Dear Honourable leaders of our great party, please hear my plea, the great work you have done by far needs to be translated into a legacy. You need to pass the mantle to generations to come; and this can be done by creating a healthy family atmosphere. Picking only three preferred members to be voted for is extremely UNDEMOCRATIC.

A legacy is built on the rich quality of membership and money. We need to increase our membership base. We may have all the riches on earth but still have difficulty to seek votes from people; likewise we may have people who may not be willing to support the party financially. To balance this, there must be transparency and freedom to choose or vote for any eligible contestant.

I am positive that you will want your hard work to be rewarded. I am also sure that you would not want your efforts to collapse right in front of you while still alive. However, any unpopular policy will end up in the gutters. I honestly trust that your actions are in search of a better and stable party but the very same youth that you plan for are simply not comfortable with this kind of decision to bind us into the unknown future.

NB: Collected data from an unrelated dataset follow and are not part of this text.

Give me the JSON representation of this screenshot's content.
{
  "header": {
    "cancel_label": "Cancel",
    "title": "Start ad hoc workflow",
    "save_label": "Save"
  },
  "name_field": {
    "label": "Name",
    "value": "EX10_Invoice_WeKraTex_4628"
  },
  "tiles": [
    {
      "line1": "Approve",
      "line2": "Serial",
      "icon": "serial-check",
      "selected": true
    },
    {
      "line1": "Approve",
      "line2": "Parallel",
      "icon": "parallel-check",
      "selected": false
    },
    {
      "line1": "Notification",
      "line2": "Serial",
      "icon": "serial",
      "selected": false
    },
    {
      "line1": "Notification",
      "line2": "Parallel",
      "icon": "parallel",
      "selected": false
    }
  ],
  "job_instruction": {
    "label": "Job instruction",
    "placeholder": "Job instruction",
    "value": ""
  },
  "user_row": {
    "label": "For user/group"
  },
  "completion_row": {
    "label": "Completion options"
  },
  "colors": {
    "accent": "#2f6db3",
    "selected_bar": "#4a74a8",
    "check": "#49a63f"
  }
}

Therefore, please drop that RESTRICTIVE CLAUSE of 3-man presidential contest, and allow any eligible member to contest and vote as well. There is no problem with the existing clause on the flag bearer, so please leave it alone. We need to raise the bar high enough for contestants to compete at a high level. The best method is this:

We need to create 5 blocks of our party power brokers and assign points to them. For instance, Block A can be called the Ollenu Caucus, Block B can be Dombo Caucus, Block C the Danquah Caucus, Block D the Kaleo Caucus, and Block E the Busia or Kufuor Caucus. The regions can be divided any how we want. For instance, Ashanti Region can be paired with Volta Region and called the Kaleo Caucus (Block D); Central and Upper East Regions can form the Danquah Caucus (Block C); Greater Accra and Northern Regions can make the Busia or Kufuor Caucus (Block E); Brong-Ahafo and Western Regions can form the Dombo Caucus (Block B); and Eastern and Upper West Regions can form the Ollenu Caucus (Block A). The weights of the blocks will be determined by the number of constituencies in them.

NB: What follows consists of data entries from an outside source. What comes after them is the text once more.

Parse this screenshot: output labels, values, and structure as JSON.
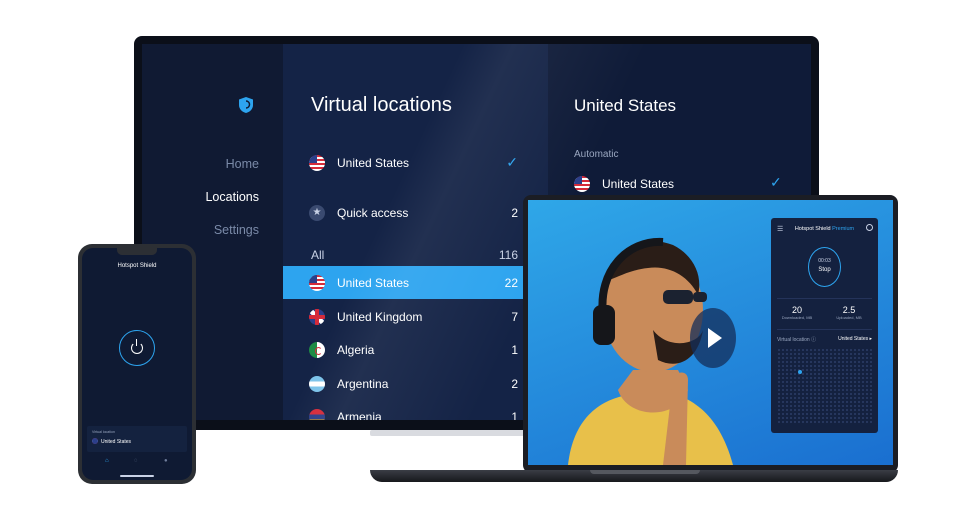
{
  "tv": {
    "nav": {
      "home": "Home",
      "locations": "Locations",
      "settings": "Settings"
    },
    "list": {
      "title": "Virtual locations",
      "current": {
        "name": "United States"
      },
      "quick_access": {
        "label": "Quick access",
        "count": "2"
      },
      "all": {
        "label": "All",
        "count": "116"
      },
      "items": [
        {
          "name": "United States",
          "count": "22"
        },
        {
          "name": "United Kingdom",
          "count": "7"
        },
        {
          "name": "Algeria",
          "count": "1"
        },
        {
          "name": "Argentina",
          "count": "2"
        },
        {
          "name": "Armenia",
          "count": "1"
        }
      ]
    },
    "detail": {
      "title": "United States",
      "automatic": "Automatic",
      "option": "United States"
    }
  },
  "laptop_app": {
    "brand": "Hotspot Shield",
    "tier": "Premium",
    "timer": "00:03",
    "stop": "Stop",
    "downloaded_value": "20",
    "downloaded_label": "Downloaded, MB",
    "uploaded_value": "2.5",
    "uploaded_label": "Uploaded, MB",
    "virtual_location_label": "Virtual location ⓘ",
    "virtual_location_value": "United States ▸"
  },
  "phone": {
    "title": "Hotspot Shield",
    "card_label": "Virtual location",
    "card_value": "United States"
  },
  "colors": {
    "accent": "#2da4ef",
    "navy": "#142346"
  }
}
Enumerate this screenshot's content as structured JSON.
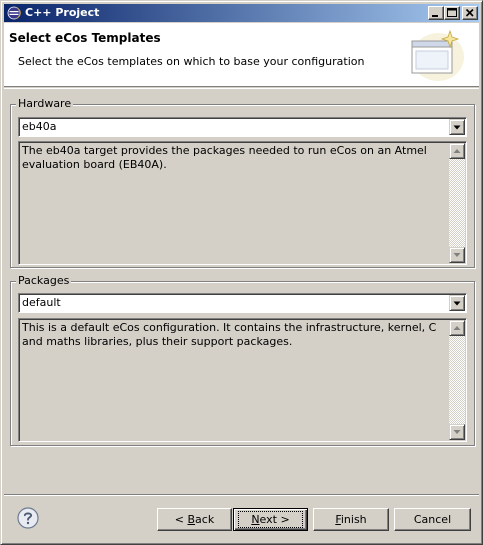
{
  "window": {
    "title": "C++ Project",
    "controls": {
      "minimize": "minimize",
      "maximize": "maximize",
      "close": "close"
    }
  },
  "header": {
    "title": "Select eCos Templates",
    "description": "Select the eCos templates on which to base your configuration",
    "art_icon": "wizard-banner-icon"
  },
  "hardware": {
    "label": "Hardware",
    "selected": "eb40a",
    "description": "The eb40a target provides the packages needed to run eCos on an Atmel evaluation board (EB40A)."
  },
  "packages": {
    "label": "Packages",
    "selected": "default",
    "description": "This is a default eCos configuration. It contains the infrastructure, kernel, C and maths libraries, plus their support packages."
  },
  "footer": {
    "help_icon": "help-icon",
    "back": {
      "prefix": "< ",
      "mnemonic": "B",
      "rest": "ack"
    },
    "next": {
      "mnemonic": "N",
      "rest": "ext >"
    },
    "finish": {
      "mnemonic": "F",
      "rest": "inish"
    },
    "cancel": "Cancel"
  },
  "colors": {
    "face": "#d4d0c8",
    "titlebar_start": "#0a246a",
    "titlebar_end": "#a6caf0",
    "banner_bg": "#ffffff"
  }
}
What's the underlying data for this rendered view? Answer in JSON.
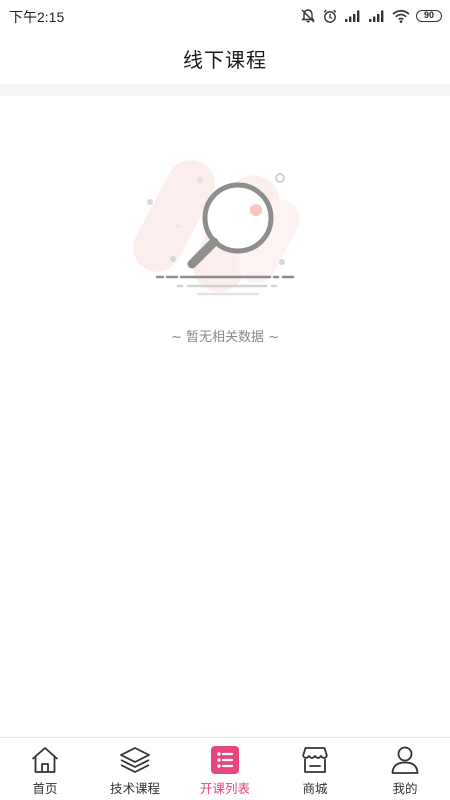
{
  "status_bar": {
    "time": "下午2:15",
    "battery": "90",
    "icons": [
      "mute-bell-icon",
      "alarm-icon",
      "signal-icon",
      "signal-icon",
      "wifi-icon",
      "battery-icon"
    ]
  },
  "header": {
    "title": "线下课程"
  },
  "empty_state": {
    "illustration": "magnifier-icon",
    "message": "~ 暂无相关数据 ~"
  },
  "tab_bar": {
    "active_color": "#e8457a",
    "items": [
      {
        "label": "首页",
        "icon": "home-icon"
      },
      {
        "label": "技术课程",
        "icon": "layers-icon"
      },
      {
        "label": "开课列表",
        "icon": "list-icon",
        "active": true
      },
      {
        "label": "商城",
        "icon": "store-icon"
      },
      {
        "label": "我的",
        "icon": "user-icon"
      }
    ]
  }
}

For instance there are 39 constituencies in Ashanti Region and 22 in Volta Region; and together the Kaleo Caucus will have 61 points for candidates to grab. The votes collected by a candidate will be weighted against the 61 points. If a candidate is unable to obtain a certain number of percentage points in the first three rounds in the block voting in the standards set by our party, then the candidate automatically drops out of the race. Alternatively, we may analyze our votes on 22,000 points based on the polling stations as well.

The polling voting series grills the presidential candidates in the first round to scale down to the required number of competitors, while the Block Caucus method offers the final round. The polling voting system will decide the final results for the parliamentary candidates while it will act as the initial stages of the presidential contest in the primaries. Political debates centering on practical implementation of prudent policies should be the sole measurements of candidate points. We should set fair but very tough standards that will have no blemishes and stand out in our Ghanaian political arena; a pride the other parties will be jealous of.

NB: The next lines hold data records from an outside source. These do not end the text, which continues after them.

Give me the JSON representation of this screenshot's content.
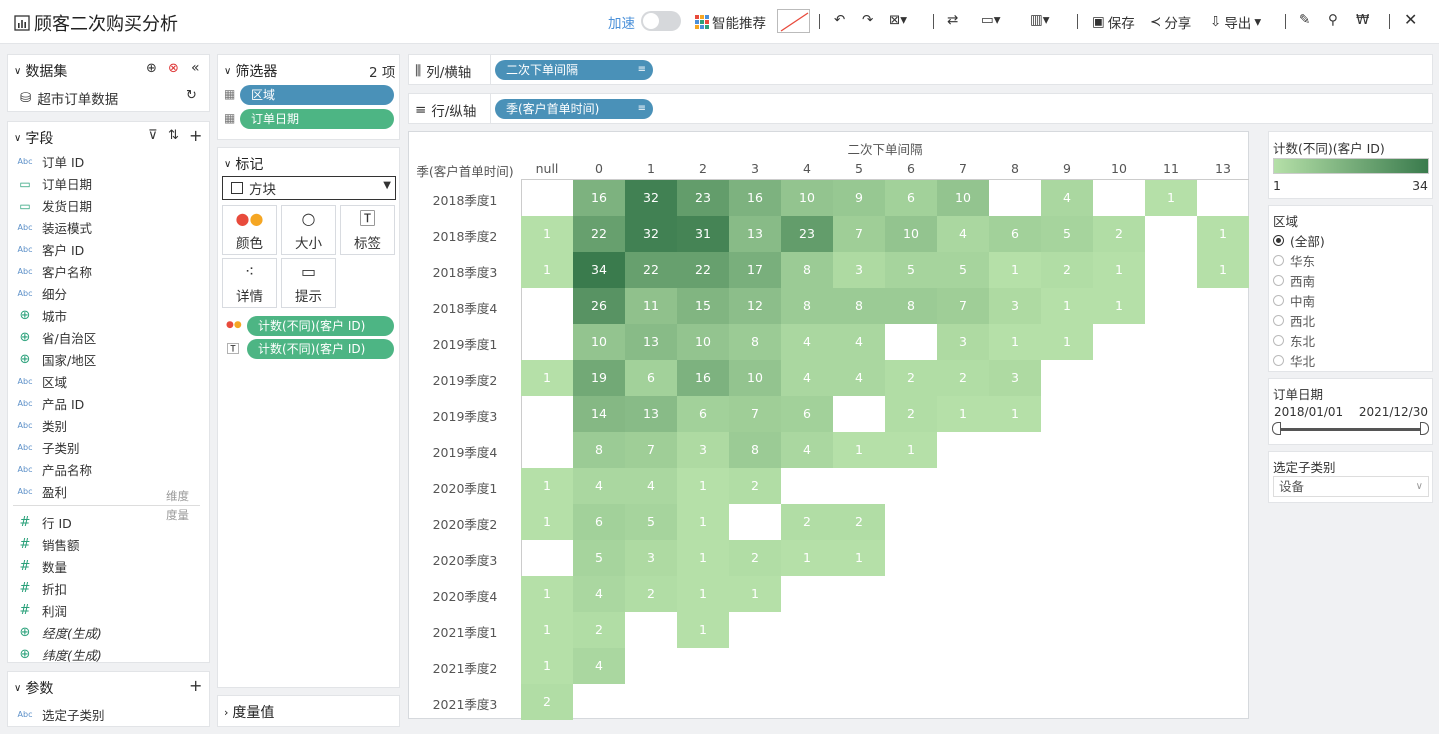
{
  "app": {
    "title": "顾客二次购买分析"
  },
  "toolbar": {
    "accelerate": "加速",
    "smart": "智能推荐",
    "save": "保存",
    "share": "分享",
    "export": "导出"
  },
  "dataset": {
    "title": "数据集",
    "source": "超市订单数据"
  },
  "fields": {
    "title": "字段",
    "dimension_label": "维度",
    "measure_label": "度量",
    "dimensions": [
      {
        "name": "订单 ID",
        "type": "text"
      },
      {
        "name": "订单日期",
        "type": "date"
      },
      {
        "name": "发货日期",
        "type": "date"
      },
      {
        "name": "装运模式",
        "type": "text"
      },
      {
        "name": "客户 ID",
        "type": "text"
      },
      {
        "name": "客户名称",
        "type": "text"
      },
      {
        "name": "细分",
        "type": "text"
      },
      {
        "name": "城市",
        "type": "geo"
      },
      {
        "name": "省/自治区",
        "type": "geo"
      },
      {
        "name": "国家/地区",
        "type": "geo"
      },
      {
        "name": "区域",
        "type": "text"
      },
      {
        "name": "产品 ID",
        "type": "text"
      },
      {
        "name": "类别",
        "type": "text"
      },
      {
        "name": "子类别",
        "type": "text"
      },
      {
        "name": "产品名称",
        "type": "text"
      },
      {
        "name": "盈利",
        "type": "text"
      }
    ],
    "measures": [
      {
        "name": "行 ID",
        "type": "num"
      },
      {
        "name": "销售额",
        "type": "num"
      },
      {
        "name": "数量",
        "type": "num"
      },
      {
        "name": "折扣",
        "type": "num"
      },
      {
        "name": "利润",
        "type": "num"
      },
      {
        "name": "经度(生成)",
        "type": "geo"
      },
      {
        "name": "纬度(生成)",
        "type": "geo"
      }
    ]
  },
  "params": {
    "title": "参数",
    "items": [
      "选定子类别"
    ]
  },
  "filters": {
    "title": "筛选器",
    "count": "2 项",
    "items": [
      "区域",
      "订单日期"
    ]
  },
  "marks": {
    "title": "标记",
    "type": "方块",
    "buttons": [
      "颜色",
      "大小",
      "标签",
      "详情",
      "提示"
    ],
    "pills": [
      "计数(不同)(客户 ID)",
      "计数(不同)(客户 ID)"
    ]
  },
  "measure_values": {
    "title": "度量值"
  },
  "shelves": {
    "columns_label": "列/横轴",
    "columns_pill": "二次下单间隔",
    "rows_label": "行/纵轴",
    "rows_pill": "季(客户首单时间)"
  },
  "legend": {
    "title": "计数(不同)(客户 ID)",
    "min": "1",
    "max": "34",
    "color_min": "#b5e0a8",
    "color_max": "#3a7b4d"
  },
  "region_filter": {
    "title": "区域",
    "options": [
      "(全部)",
      "华东",
      "西南",
      "中南",
      "西北",
      "东北",
      "华北"
    ],
    "selected": 0
  },
  "date_filter": {
    "title": "订单日期",
    "start": "2018/01/01",
    "end": "2021/12/30"
  },
  "subcat_param": {
    "title": "选定子类别",
    "value": "设备"
  },
  "chart_data": {
    "type": "heatmap",
    "x_title": "二次下单间隔",
    "y_title": "季(客户首单时间)",
    "x": [
      "null",
      "0",
      "1",
      "2",
      "3",
      "4",
      "5",
      "6",
      "7",
      "8",
      "9",
      "10",
      "11",
      "13"
    ],
    "y": [
      "2018季度1",
      "2018季度2",
      "2018季度3",
      "2018季度4",
      "2019季度1",
      "2019季度2",
      "2019季度3",
      "2019季度4",
      "2020季度1",
      "2020季度2",
      "2020季度3",
      "2020季度4",
      "2021季度1",
      "2021季度2",
      "2021季度3"
    ],
    "values": [
      [
        null,
        16,
        32,
        23,
        16,
        10,
        9,
        6,
        10,
        null,
        4,
        null,
        1,
        null
      ],
      [
        1,
        22,
        32,
        31,
        13,
        23,
        7,
        10,
        4,
        6,
        5,
        2,
        null,
        1
      ],
      [
        1,
        34,
        22,
        22,
        17,
        8,
        3,
        5,
        5,
        1,
        2,
        1,
        null,
        1
      ],
      [
        null,
        26,
        11,
        15,
        12,
        8,
        8,
        8,
        7,
        3,
        1,
        1,
        null,
        null
      ],
      [
        null,
        10,
        13,
        10,
        8,
        4,
        4,
        null,
        3,
        1,
        1,
        null,
        null,
        null
      ],
      [
        1,
        19,
        6,
        16,
        10,
        4,
        4,
        2,
        2,
        3,
        null,
        null,
        null,
        null
      ],
      [
        null,
        14,
        13,
        6,
        7,
        6,
        null,
        2,
        1,
        1,
        null,
        null,
        null,
        null
      ],
      [
        null,
        8,
        7,
        3,
        8,
        4,
        1,
        1,
        null,
        null,
        null,
        null,
        null,
        null
      ],
      [
        1,
        4,
        4,
        1,
        2,
        null,
        null,
        null,
        null,
        null,
        null,
        null,
        null,
        null
      ],
      [
        1,
        6,
        5,
        1,
        null,
        2,
        2,
        null,
        null,
        null,
        null,
        null,
        null,
        null
      ],
      [
        null,
        5,
        3,
        1,
        2,
        1,
        1,
        null,
        null,
        null,
        null,
        null,
        null,
        null
      ],
      [
        1,
        4,
        2,
        1,
        1,
        null,
        null,
        null,
        null,
        null,
        null,
        null,
        null,
        null
      ],
      [
        1,
        2,
        null,
        1,
        null,
        null,
        null,
        null,
        null,
        null,
        null,
        null,
        null,
        null
      ],
      [
        1,
        4,
        null,
        null,
        null,
        null,
        null,
        null,
        null,
        null,
        null,
        null,
        null,
        null
      ],
      [
        2,
        null,
        null,
        null,
        null,
        null,
        null,
        null,
        null,
        null,
        null,
        null,
        null,
        null
      ]
    ],
    "color_range": [
      1,
      34
    ]
  }
}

My hope at this time is different from Danquah’s 1948 UGCC time because today, many of our young family members will also have the last opportunity to vote on this UNDEMOCRATIC proposal made by some few members. Therefore, se-oponko-abo-damu-a-ne-wura-dee-ombo-damu, our hopes still hangs on us all to safe our party from total collapse. Please say NO to DICTATORSHIP. Say NO to ARROGANCE. And please VOTE NO to POLITICAL PREFERENTIAL TREATMENT. I am waiting patiently for your decision on 15 August 2009.